Szarzy ludzie, szarym chodnikiem,
szare świty, szare wieczory,
szarych kałuż szpryce dożylnie
szare łąki w ogniu czerwonym.
Biała latarń krew na rozdrożach,
białych okien w mroku bez liku,
biały sierp księżyca i twoja
biała pierś przy moim policzku.
autor
Czarek Płatak
Dodano: 2021-01-08 18:16:33
Ten wiersz przeczytano 1451 razy
Oddanych głosów: 29
Aby zagłosować zaloguj się w serwisie
Komentarze (32)
Zadumałam się nad wierszem.
Pozdrawiam serdecznie.
I szarość rozjaśniła ta pierś biała...
Pozdrawiam cieplutko...
ciekawy wiersz,
miłego wieczoru:)
Ze wszystkich kolorów najbardziej lubię "twoja
biała pierś przy moim policzku".
Właściwie to chyba różowa ale w świetle księżyca jest
biała.
Pozdrawiam
Interesujące Czarku.
W ogóle lekko, oryginalnie.
Miłego wieczoru.
;)
Ciekawy, niebanalny wiersz.
Zatrzymał...
Pozdrawiam serdecznie :)
Końcówka raczej mało melancholijna mz ;)
Pozdrawiam Czarku :)
a mnie trochę irytuje budowa wersów, ja się chyba nie
przyzwyczaję do inwersji aż na tyle by je polubić, bo
jeśli wiersz bez rymów, to po co udziwniać? Chyba
Czarku, że na tyle angielszczyzną przesiąkłeś, że
wszystko się zlewa.
Niebanalnie.
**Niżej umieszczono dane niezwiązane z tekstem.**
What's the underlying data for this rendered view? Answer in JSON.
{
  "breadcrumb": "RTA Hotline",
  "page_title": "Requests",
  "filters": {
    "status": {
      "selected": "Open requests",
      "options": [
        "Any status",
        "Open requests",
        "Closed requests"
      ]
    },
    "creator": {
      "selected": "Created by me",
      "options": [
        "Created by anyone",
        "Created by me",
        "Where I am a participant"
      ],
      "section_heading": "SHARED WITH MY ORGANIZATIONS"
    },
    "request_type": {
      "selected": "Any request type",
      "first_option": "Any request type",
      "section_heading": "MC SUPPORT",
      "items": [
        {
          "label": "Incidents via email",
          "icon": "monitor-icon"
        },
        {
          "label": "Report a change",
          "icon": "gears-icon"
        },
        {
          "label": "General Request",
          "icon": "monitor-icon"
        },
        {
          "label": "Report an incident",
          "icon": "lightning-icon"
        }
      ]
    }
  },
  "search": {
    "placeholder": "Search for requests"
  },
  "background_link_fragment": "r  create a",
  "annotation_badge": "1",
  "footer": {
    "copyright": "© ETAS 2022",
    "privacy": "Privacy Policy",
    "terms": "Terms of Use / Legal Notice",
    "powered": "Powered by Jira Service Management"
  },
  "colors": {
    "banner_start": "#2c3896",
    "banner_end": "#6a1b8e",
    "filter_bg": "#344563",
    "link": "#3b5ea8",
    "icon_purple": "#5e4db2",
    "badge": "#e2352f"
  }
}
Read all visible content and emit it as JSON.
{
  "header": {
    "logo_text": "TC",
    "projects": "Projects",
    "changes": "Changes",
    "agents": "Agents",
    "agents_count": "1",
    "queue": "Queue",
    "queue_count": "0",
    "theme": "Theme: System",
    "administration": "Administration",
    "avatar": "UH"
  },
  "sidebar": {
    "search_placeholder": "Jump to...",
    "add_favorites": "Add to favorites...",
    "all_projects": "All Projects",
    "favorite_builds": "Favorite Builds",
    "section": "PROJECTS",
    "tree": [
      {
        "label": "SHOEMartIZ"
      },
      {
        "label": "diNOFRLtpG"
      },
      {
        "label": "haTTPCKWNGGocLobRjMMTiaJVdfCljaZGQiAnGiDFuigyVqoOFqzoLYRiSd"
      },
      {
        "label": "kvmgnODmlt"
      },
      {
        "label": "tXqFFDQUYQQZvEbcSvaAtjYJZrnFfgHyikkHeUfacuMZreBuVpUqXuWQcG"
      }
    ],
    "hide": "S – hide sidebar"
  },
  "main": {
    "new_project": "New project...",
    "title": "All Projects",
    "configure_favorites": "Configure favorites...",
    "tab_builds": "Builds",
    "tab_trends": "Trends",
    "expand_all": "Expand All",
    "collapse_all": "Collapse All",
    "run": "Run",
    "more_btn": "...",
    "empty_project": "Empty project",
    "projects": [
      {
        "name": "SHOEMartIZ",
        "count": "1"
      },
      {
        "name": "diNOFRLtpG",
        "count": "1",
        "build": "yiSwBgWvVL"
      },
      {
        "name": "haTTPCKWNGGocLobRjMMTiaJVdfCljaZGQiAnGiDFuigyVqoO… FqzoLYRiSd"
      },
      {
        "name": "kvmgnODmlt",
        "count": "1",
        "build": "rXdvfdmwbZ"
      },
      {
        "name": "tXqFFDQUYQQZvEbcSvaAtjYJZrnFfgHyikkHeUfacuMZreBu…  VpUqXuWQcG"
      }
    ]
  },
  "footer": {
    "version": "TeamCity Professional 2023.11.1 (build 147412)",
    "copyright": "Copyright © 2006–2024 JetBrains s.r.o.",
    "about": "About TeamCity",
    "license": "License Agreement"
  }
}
Podoba się :)
Bardzo fajnie Czarku. Wyszedłeś na swoje i o to
chodzi. Serdecznie pozdrawiam.
Szare, czarne, a na końcu przepiękne, nagroda, świetna
melancholia, pozdrawiam serdecznie.
trzeba sobie zrekompensować tę szarość i czerń i to w
najcieplejszy sposób.
Szarość to mój najukochańszy kolor:)
Bardzo mi się podoba Twój wiersz:)
Serdeczności:)
Czerń i biel oraz wszystkie odcienie szarości, to moje
ulubione kolory...:) Świetny refleksyjny wiersz
zatrzymuje na dłużej...pozdrawiam :)
Witaj.
Bardzo refleksyjny wiersz.
Szarość, wprowadza nas w melancholie, ale z odrobiną
innego koloru, potrafi też zachwycić.